Toda índia amazonense baniwa leva para o casamento o ‘seu’ jeito de preparar jiquitaia, pimenta em pó. Os segredos chegam a São Paulo, em degustação

Olívia Fraga,

24 Agosto 2011 | 21h13

Toda índia baniwa tem um jeito de preparar jiquitaia que é só dela. Aprendeu com a mãe, a avó, e carrega para a casa do marido, como seu maior dote, os segredos de família para o preparo do pó dessa pimenta nativa da bacia do alto Rio Negro. Na última terça-feira, um lote de pimentas baniwas chegou ao restaurante Dalva e Dito para uma degustação. O Paladar participou da prova, que foi organizada pelo Instituto Socioambiental com o objetivo de testar o potencial gastronômico do ingrediente, que pode chegar ao mercado em 2012.

Trata-se de um importante passo para a valorização dos produtos nativos, na qual a jiquitaia desempenha papel agregador. As 11 pimentas foram divididas em amostras, desenvolvidas pelas próprias índias baniwas, que variavam em função do preparo a que foram submetidas.

 

"Os brancos estão em contato com os baniwas há mais de 300 anos, mas só no ano passado o Iphan reconheceu como bem imaterial o sistema agrícola do Rio Negro", afirmou o antropólogo Beto Ricardo. "São cerca de 400 produtos catalogados na Amazônia. Temos um patrimônio real - não é a teoria da arca de Noé, de salvar essas espécies em bancos genéticos. Queremos fortalecer as fontes ‘on farm’, numa ação de agrobiodiversidade."

Patrimônio dos índios do alto Rio Negro, a jiquitaia (em tupi, "sal com pimenta") é generosamente comida com biju de tapioca e peixe, mas a tradição está começando a correr risco em lugares como São Gabriel da Cachoeira, 2 mil quilômetros rio abaixo, onde muitas índias já não sabem mais como fazer tempero com as pimentas da floresta.
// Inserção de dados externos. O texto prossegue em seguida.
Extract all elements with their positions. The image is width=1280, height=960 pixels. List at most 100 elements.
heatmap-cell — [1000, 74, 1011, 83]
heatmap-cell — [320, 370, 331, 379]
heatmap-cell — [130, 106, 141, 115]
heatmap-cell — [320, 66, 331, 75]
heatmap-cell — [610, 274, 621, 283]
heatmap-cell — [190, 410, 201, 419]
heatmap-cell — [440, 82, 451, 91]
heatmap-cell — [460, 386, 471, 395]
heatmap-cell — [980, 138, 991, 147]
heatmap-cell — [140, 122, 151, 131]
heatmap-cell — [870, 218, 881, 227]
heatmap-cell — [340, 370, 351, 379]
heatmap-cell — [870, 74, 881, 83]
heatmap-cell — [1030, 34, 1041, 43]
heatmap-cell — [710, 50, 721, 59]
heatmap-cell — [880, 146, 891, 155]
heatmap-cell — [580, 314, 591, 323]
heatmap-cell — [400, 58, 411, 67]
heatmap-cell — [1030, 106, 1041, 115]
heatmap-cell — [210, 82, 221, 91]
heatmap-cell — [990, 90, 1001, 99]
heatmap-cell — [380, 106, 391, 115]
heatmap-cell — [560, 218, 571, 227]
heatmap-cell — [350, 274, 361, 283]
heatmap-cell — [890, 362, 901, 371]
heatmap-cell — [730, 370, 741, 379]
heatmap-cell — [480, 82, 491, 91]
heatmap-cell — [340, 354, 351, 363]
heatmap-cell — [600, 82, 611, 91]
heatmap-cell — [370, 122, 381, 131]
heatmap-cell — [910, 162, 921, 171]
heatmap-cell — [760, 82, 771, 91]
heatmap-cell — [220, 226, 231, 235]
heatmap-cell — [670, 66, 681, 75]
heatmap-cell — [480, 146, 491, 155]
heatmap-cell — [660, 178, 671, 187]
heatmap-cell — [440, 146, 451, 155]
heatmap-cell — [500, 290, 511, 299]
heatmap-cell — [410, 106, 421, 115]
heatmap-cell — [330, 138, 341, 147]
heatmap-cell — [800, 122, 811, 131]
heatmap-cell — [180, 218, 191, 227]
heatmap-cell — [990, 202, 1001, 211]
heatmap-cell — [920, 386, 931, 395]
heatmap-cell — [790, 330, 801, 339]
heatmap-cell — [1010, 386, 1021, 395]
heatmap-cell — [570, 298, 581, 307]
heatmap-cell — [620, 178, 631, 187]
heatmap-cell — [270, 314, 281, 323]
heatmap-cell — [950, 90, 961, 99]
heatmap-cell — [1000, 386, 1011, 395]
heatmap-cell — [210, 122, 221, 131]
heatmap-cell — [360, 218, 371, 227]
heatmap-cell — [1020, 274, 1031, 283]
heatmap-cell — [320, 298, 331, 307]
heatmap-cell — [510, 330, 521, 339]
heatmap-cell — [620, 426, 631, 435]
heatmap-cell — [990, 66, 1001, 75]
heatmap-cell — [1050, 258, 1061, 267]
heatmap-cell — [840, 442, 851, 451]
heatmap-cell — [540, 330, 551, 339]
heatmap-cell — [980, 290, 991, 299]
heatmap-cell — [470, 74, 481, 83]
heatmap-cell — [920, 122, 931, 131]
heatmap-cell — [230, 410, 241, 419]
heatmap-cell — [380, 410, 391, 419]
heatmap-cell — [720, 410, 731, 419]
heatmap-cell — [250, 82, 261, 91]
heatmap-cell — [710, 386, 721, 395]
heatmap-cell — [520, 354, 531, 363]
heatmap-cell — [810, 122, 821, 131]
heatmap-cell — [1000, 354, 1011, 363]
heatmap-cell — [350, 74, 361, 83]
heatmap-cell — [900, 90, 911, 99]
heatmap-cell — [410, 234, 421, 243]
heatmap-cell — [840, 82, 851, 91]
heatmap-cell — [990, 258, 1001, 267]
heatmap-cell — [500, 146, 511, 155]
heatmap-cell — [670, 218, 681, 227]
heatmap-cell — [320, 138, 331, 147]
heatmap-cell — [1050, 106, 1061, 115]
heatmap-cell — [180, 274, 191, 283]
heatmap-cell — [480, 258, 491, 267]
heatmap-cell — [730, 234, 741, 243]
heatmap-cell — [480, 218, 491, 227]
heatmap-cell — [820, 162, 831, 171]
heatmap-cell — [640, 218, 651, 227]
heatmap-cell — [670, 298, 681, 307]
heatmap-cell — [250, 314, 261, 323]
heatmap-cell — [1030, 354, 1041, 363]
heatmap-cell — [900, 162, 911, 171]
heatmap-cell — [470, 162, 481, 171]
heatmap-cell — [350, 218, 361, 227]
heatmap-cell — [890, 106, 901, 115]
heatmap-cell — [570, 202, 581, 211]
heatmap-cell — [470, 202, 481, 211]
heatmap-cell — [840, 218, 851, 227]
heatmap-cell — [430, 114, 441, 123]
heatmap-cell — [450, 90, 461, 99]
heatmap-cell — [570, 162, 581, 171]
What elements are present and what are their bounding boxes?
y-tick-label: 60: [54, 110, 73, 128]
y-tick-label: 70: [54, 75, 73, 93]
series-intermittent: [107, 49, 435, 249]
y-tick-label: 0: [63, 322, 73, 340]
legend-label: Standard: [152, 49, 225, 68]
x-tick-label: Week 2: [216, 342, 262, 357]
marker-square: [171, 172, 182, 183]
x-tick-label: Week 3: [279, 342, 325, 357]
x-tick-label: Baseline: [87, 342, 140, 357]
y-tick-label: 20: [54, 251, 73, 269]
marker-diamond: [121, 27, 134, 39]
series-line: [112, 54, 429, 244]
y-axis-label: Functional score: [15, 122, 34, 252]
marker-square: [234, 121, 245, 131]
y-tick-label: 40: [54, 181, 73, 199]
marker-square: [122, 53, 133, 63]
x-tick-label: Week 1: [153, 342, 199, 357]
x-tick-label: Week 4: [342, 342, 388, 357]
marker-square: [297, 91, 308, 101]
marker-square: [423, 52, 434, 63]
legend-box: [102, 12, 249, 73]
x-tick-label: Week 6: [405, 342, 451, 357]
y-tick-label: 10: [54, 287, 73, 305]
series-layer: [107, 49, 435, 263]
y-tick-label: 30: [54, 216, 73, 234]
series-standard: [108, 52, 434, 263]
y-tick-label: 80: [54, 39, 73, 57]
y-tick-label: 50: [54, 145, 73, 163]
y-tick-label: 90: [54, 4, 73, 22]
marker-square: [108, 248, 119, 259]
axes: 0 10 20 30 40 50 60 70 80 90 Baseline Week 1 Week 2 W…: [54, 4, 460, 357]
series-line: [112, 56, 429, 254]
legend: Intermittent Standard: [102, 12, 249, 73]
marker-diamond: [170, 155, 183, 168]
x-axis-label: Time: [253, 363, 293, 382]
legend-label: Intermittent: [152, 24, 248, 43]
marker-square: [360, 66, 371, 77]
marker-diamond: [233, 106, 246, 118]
Os frutos pertencem, na maioria, à espécie Capsicum frutenscens (família do tabasco), e variam em cor e tamanho. Para fazer a jiquitaia original, usam-se várias pimentas, que são secas ao sol por até cinco dias e, depois, sobre o fogão. São piladas e moídas até virarem pó.

A jiquitaia tradicional abriu os trabalhos e pegou de surpresa os chefs Jefferson Rueda, Ana Luiza Trajano, Neka Menna Barreto e Bel Coelho. As que levavam pimentas maduras dzakoite (conhecidas como pimenta-da-caatinga), com e sem semente, foram muito elogiadas.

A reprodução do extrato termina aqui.